Table 1 summarises the statistics for the multiple precursor dataset as a whole. There were 342827 MS/MS spectra in total. On average, Mascot Distiller found just under 2 possible precursors for each spectrum, giving approximately double the number of search queries. The significance threshold was adjusted to give a 1% peptide false discovery rate, giving us 207882 queries with significant peptide matches identified, compared with 167806 from the single precursor search. Of these matches, 19117 were additional matches from chimeric spectra where we have two or more significant matches to the same MS/MS spectrum but from different precursors. Perhaps even more significantly, there were 20959 cases where the most intense precursor from the MS spectrum failed to get a match, but a less intense precursor gave a significant match.

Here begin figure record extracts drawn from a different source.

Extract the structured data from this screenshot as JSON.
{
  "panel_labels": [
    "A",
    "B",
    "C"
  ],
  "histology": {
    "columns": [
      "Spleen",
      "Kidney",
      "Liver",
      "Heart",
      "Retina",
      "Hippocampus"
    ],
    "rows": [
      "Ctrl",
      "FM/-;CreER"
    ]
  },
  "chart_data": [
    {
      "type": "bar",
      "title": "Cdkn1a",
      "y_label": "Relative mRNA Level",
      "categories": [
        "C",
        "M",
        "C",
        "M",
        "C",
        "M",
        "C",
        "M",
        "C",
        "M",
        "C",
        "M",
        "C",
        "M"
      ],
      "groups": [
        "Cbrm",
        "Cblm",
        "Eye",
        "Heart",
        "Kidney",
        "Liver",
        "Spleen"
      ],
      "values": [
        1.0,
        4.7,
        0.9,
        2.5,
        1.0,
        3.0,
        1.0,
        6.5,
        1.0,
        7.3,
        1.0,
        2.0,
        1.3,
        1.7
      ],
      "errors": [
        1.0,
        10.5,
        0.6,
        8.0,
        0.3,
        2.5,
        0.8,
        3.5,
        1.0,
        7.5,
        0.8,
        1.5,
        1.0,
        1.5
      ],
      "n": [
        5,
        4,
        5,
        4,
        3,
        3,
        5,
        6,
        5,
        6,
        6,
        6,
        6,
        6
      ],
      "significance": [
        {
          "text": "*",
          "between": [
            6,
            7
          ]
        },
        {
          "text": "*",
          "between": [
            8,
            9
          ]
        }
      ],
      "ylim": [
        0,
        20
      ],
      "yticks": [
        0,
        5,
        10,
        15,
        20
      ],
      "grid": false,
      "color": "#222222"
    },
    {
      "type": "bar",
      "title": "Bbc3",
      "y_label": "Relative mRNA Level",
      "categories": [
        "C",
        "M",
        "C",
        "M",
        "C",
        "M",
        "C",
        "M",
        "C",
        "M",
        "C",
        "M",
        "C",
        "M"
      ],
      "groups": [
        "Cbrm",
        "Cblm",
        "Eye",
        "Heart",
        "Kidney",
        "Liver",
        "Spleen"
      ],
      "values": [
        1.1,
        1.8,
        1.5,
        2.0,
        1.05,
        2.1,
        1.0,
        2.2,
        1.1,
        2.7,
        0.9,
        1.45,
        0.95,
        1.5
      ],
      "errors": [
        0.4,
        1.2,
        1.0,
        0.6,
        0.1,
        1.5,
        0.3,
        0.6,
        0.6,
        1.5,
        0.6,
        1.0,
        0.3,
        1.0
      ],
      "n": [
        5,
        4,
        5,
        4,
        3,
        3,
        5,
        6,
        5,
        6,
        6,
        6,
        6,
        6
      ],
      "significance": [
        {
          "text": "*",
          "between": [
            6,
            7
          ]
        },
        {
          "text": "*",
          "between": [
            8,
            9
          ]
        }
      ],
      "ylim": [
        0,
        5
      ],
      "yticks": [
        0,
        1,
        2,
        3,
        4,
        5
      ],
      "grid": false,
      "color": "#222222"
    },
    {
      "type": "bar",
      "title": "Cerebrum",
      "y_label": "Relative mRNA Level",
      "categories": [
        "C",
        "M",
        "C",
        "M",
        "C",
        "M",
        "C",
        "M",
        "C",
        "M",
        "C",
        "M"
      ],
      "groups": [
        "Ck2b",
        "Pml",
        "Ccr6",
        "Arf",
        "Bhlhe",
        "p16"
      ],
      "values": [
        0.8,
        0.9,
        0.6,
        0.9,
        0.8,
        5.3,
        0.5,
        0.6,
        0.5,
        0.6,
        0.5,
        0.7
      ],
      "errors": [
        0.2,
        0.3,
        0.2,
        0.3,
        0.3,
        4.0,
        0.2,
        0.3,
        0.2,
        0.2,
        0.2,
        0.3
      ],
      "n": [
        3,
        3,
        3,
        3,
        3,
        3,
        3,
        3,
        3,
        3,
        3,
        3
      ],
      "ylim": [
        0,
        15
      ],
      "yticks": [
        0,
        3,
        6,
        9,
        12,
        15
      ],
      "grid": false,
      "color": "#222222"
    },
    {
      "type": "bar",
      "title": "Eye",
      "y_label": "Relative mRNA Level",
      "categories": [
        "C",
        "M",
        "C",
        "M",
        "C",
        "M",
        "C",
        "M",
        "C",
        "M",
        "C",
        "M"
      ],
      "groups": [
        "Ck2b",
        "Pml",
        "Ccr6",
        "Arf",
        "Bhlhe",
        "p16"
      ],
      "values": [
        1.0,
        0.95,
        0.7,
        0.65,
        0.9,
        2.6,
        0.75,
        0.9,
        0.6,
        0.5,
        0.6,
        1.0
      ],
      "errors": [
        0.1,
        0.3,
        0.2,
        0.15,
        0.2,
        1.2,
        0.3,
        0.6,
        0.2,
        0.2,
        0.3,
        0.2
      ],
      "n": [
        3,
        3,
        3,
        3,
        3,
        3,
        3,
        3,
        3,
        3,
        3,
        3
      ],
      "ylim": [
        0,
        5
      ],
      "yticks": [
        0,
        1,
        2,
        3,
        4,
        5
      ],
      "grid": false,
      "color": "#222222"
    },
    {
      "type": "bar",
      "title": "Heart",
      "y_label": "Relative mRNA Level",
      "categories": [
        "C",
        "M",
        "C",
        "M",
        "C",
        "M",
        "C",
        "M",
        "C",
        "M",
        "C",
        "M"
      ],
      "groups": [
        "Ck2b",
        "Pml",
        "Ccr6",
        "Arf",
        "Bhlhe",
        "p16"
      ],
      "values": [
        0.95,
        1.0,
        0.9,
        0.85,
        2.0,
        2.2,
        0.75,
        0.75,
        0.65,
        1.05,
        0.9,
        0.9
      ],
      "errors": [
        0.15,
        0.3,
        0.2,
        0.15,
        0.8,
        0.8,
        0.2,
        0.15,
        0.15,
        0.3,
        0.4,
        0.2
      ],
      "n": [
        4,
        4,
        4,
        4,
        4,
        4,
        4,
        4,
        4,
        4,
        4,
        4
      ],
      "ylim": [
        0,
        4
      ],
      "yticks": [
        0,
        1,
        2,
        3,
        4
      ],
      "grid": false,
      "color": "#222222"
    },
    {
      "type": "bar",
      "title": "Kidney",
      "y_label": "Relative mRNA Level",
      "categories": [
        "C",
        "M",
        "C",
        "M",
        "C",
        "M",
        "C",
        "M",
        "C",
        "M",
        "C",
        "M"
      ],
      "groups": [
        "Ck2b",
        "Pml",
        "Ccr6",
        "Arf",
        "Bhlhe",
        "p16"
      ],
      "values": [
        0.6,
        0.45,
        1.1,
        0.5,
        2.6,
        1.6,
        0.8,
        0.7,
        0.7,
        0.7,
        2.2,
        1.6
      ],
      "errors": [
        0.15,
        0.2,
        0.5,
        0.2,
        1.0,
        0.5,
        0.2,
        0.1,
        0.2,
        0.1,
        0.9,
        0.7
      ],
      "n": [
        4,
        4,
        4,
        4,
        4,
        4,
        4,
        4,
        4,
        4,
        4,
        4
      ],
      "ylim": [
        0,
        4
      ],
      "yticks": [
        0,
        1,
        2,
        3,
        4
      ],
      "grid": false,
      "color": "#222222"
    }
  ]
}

Of course, some of these matches could have been found in the search without multiple precursors if we had used a wider precursor mass tolerance. However, this would have decreased the specificity of the search, resulting in an increased search time and significance thresholds.

Number of MS/MS spectra 342827
Number of search queries 672146 (e.g. average 2 precursors per spectrum)
Number of significant matches (1% FDR) 207882
Number of significant ‘chimeric’ matches 19117
Number of significant matches to less intense precursor 20959
Number of significant matches from single precursor search (1% FDR) 167806
Table 1: Summary of the search results using the peaklist with multiple precursors per spectrum exported.

As you can see from these results, we identified significantly more peptide matches from the multiple precursor search, and that this dataset contains a relatively large number of chimeric spectra. Of course, this dataset was chosen to demonstrate the presence of chimeric spectra, and in general you wouldn’t expect to see such a large number of chimeric spectra. A more typical dataset can be see in this presentation from our 2014 ASMS User group meeting, where the rate of chimeric spectra is closer to 2%. In addition to the ‘true’ chimeric spectra matches, using the multiple precursor information identified by Distiller, we were able to get significant matches to additional MS/MS spectra without having to widen the precursor mass tolerance to account for a second, less intense, precursor. Therefore, using the options available in Mascot Distiller and Mascot Server 2.5 or later has therefore significantly improved our coverage of this dataset.

Keywords: , ,

2 comments on “How many of you are there in there? Processing and searching chimeric MS/MS spectra with Mascot Distiller and Mascot Server

  1. David B. on said:

    Very nice feature !

    Congrats.

  2. Frank S. on said:

    Great to see that it is now implemented in Mascot too!